Ele fala com admiração das obras que estão sendo feitas em seu bairro. “Para mim, esse menino, o prefeito, foi o melhor que a Baixada já teve. Está concluindo as obras, melhorando nossa vida, nos dando mais conforto e civilidade. Nenhum se compara a ele. Aqui era governado pelo sistema tradicional no Brasil, o sistema de parentesco. Saía um, entrava o filho, o irmão, o cunhado, era sempre a mesma coisa. Não faziam nada. Você viu o cara que bateu no meu portão e disse que a obra não fica pronta nunca? Ele não leva em conta que se fosse há alguns anos, ficaria tudo abandonado. A eleição já estava ganha, não era preciso mostrar mais nada. Sei que a crise está aí, mas muita coisa ainda vai ser feita. Só vi um prefeito, além desse menino, fazer alguma coisa pelos moradores. Foi o doutor Bolívar Assunção, que de fato fez muita coisa pela educação. Ele começou seu governo como um homem modesto e trabalhador e quando saiu foi pra sua clinica, sua farmácia, onde dava remédio para os necessitados. Era diferente da maioria dos políticos atuais, que roubam tudo que podem, escondem dinheiro até na cueca, só estão a fim de se arrumar.”
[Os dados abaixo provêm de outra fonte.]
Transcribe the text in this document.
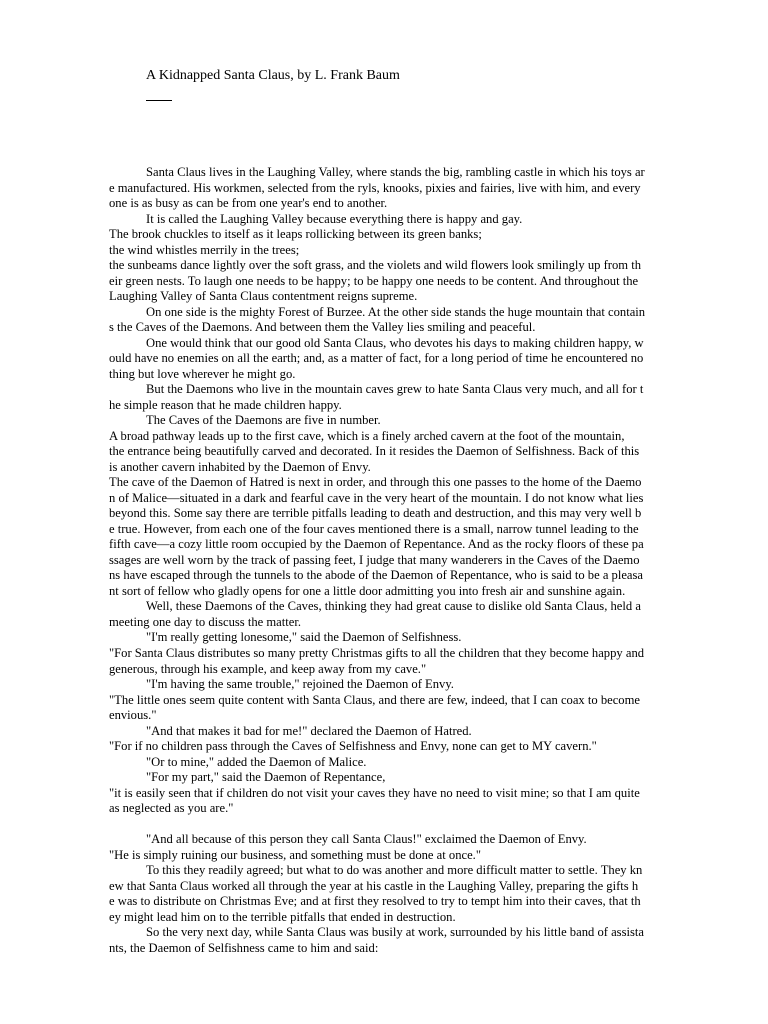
A Kidnapped Santa Claus, by L. Frank Baum
Santa Claus lives in the Laughing Valley, where stands the big, rambling castle in which his toys ar
e manufactured. His workmen, selected from the ryls, knooks, pixies and fairies, live with him, and every
one is as busy as can be from one year's end to another.
It is called the Laughing Valley because everything there is happy and gay.
The brook chuckles to itself as it leaps rollicking between its green banks;
the wind whistles merrily in the trees;
the sunbeams dance lightly over the soft grass, and the violets and wild flowers look smilingly up from th
eir green nests. To laugh one needs to be happy; to be happy one needs to be content. And throughout the
Laughing Valley of Santa Claus contentment reigns supreme.
On one side is the mighty Forest of Burzee. At the other side stands the huge mountain that contain
s the Caves of the Daemons. And between them the Valley lies smiling and peaceful.
One would think that our good old Santa Claus, who devotes his days to making children happy, w
ould have no enemies on all the earth; and, as a matter of fact, for a long period of time he encountered no
thing but love wherever he might go.
But the Daemons who live in the mountain caves grew to hate Santa Claus very much, and all for t
he simple reason that he made children happy.
The Caves of the Daemons are five in number.
A broad pathway leads up to the first cave, which is a finely arched cavern at the foot of the mountain,
the entrance being beautifully carved and decorated. In it resides the Daemon of Selfishness. Back of this
is another cavern inhabited by the Daemon of Envy.
The cave of the Daemon of Hatred is next in order, and through this one passes to the home of the Daemo
n of Malice—situated in a dark and fearful cave in the very heart of the mountain. I do not know what lies
beyond this. Some say there are terrible pitfalls leading to death and destruction, and this may very well b
e true. However, from each one of the four caves mentioned there is a small, narrow tunnel leading to the
fifth cave—a cozy little room occupied by the Daemon of Repentance. And as the rocky floors of these pa
ssages are well worn by the track of passing feet, I judge that many wanderers in the Caves of the Daemo
ns have escaped through the tunnels to the abode of the Daemon of Repentance, who is said to be a pleasa
nt sort of fellow who gladly opens for one a little door admitting you into fresh air and sunshine again.
Well, these Daemons of the Caves, thinking they had great cause to dislike old Santa Claus, held a
meeting one day to discuss the matter.
"I'm really getting lonesome," said the Daemon of Selfishness.
"For Santa Claus distributes so many pretty Christmas gifts to all the children that they become happy and
generous, through his example, and keep away from my cave."
"I'm having the same trouble," rejoined the Daemon of Envy.
"The little ones seem quite content with Santa Claus, and there are few, indeed, that I can coax to become
envious."
"And that makes it bad for me!" declared the Daemon of Hatred.
"For if no children pass through the Caves of Selfishness and Envy, none can get to MY cavern."
"Or to mine," added the Daemon of Malice.
"For my part," said the Daemon of Repentance,
"it is easily seen that if children do not visit your caves they have no need to visit mine; so that I am quite
as neglected as you are."
"And all because of this person they call Santa Claus!" exclaimed the Daemon of Envy.
"He is simply ruining our business, and something must be done at once."
To this they readily agreed; but what to do was another and more difficult matter to settle. They kn
ew that Santa Claus worked all through the year at his castle in the Laughing Valley, preparing the gifts h
e was to distribute on Christmas Eve; and at first they resolved to try to tempt him into their caves, that th
ey might lead him on to the terrible pitfalls that ended in destruction.
So the very next day, while Santa Claus was busily at work, surrounded by his little band of assista
nts, the Daemon of Selfishness came to him and said:
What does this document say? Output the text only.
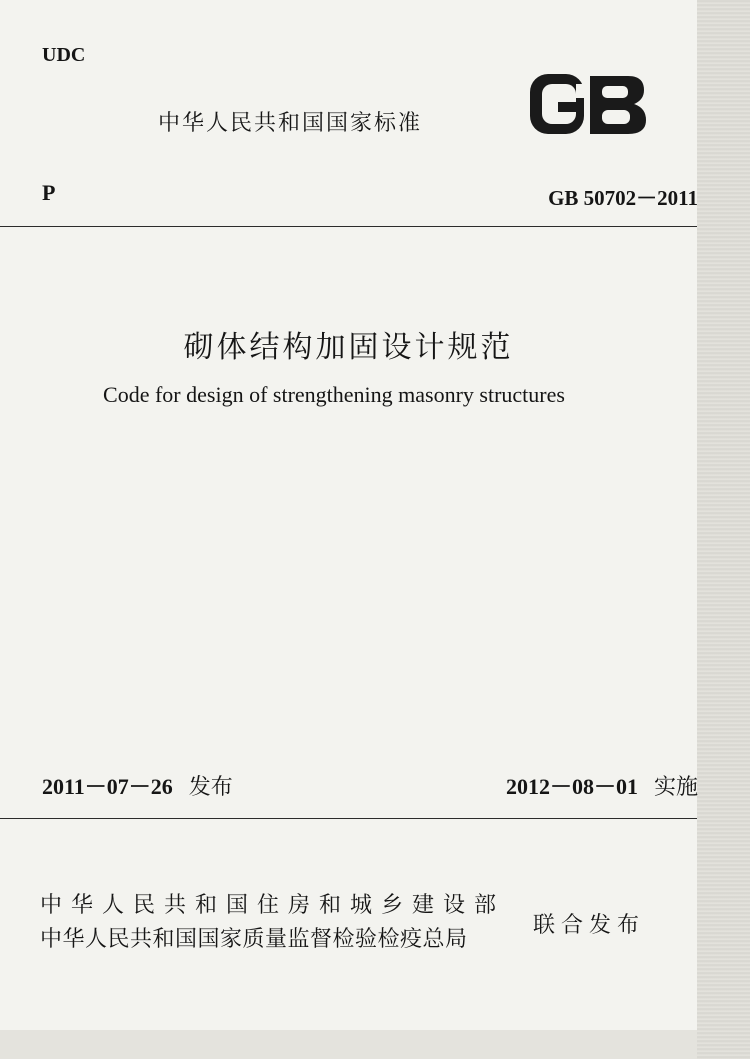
UDC
中华人民共和国国家标准
P	GB 50702－2011
砌体结构加固设计规范
Code for design of strengthening masonry structures
2011－07－26 发布	2012－08－01 实施
中华人民共和国住房和城乡建设部
中华人民共和国国家质量监督检验检疫总局
联合发布
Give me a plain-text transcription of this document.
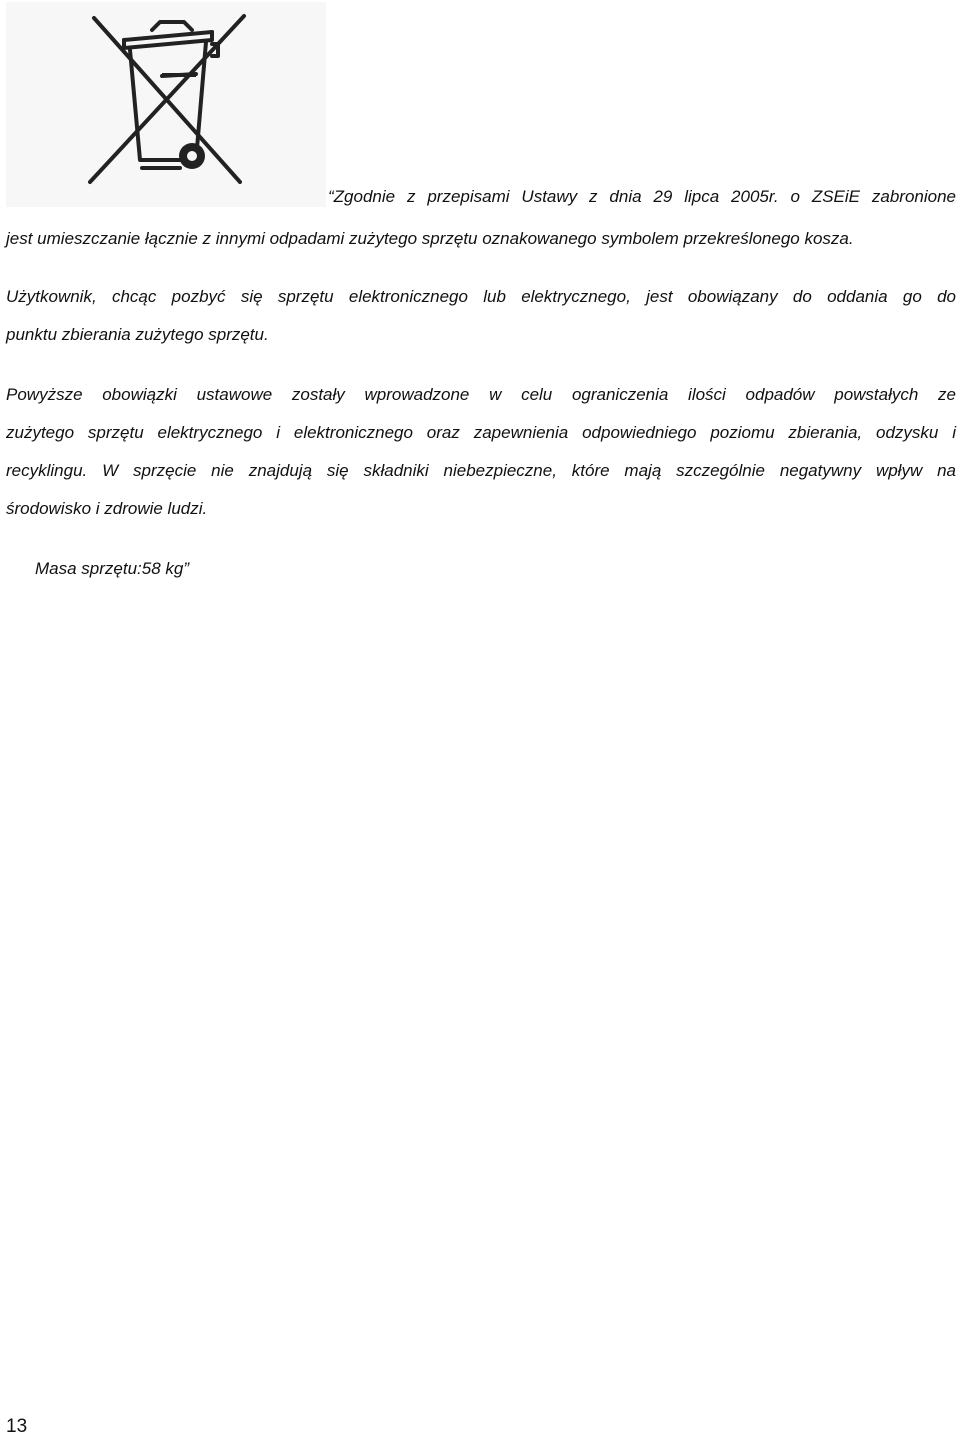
“Zgodnie z przepisami Ustawy z dnia 29 lipca 2005r. o ZSEiE zabronione
jest umieszczanie łącznie z innymi odpadami zużytego sprzętu oznakowanego symbolem przekreślonego kosza.
Użytkownik, chcąc pozbyć się sprzętu elektronicznego lub elektrycznego, jest obowiązany do oddania go do
punktu zbierania zużytego sprzętu.
Powyższe obowiązki ustawowe zostały wprowadzone w celu ograniczenia ilości odpadów powstałych ze
zużytego sprzętu elektrycznego i elektronicznego oraz zapewnienia odpowiedniego poziomu zbierania, odzysku i
recyklingu. W sprzęcie nie znajdują się składniki niebezpieczne, które mają szczególnie negatywny wpływ na
środowisko i zdrowie ludzi.
Masa sprzętu:58 kg”
13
Era hora de regressar, caminhando através do canteiro de obras, sob o verão iguaçuano, onde pessoas vinham pedir todo o tipo de informação ao velho batalhador ainda com a cabeça cheia de sonhos.

Seu Paulinho fez questão de me levar até o local do encontro inicial, ao Colégio Municipal Darcílio Aires que já se chamou presidente Médici, em uma época sombria. Quem sabe Seu Paulinho será um dia homenageado? Nova Iguaçu aos poucos vive dias mais claros, vive dias de esperança.

4 comentários:

Anônimo disse...

Poxa! até que enfim nossa Baixada está trazendo através dos jovens o resgate importante de histórias que podem fazer uma cidade melhor, reconhecer a importância dos moradores mais antigos e muito importante.
Valeu pelo empenho nesse trabalho.

laverli disse...

Nasci em Cabuçu mas moro em Blumenau.
Estou aposentado e pesquisando sobre as origens do meu estado.
Adorei este site
voce estão de parabéns

Muito obrigado

Atenciosamente

Luiz Verli de Oliveira

Izis disse...

Meu filho fez uma pesquisa para a escola dele e hoje ele viu através do blog um pouco da historia do seu avô.

Izis disse...

Meu filho fez uma pesquisa para a escola dele e hoje ele viu através do blog um pouco da historia do seu avô.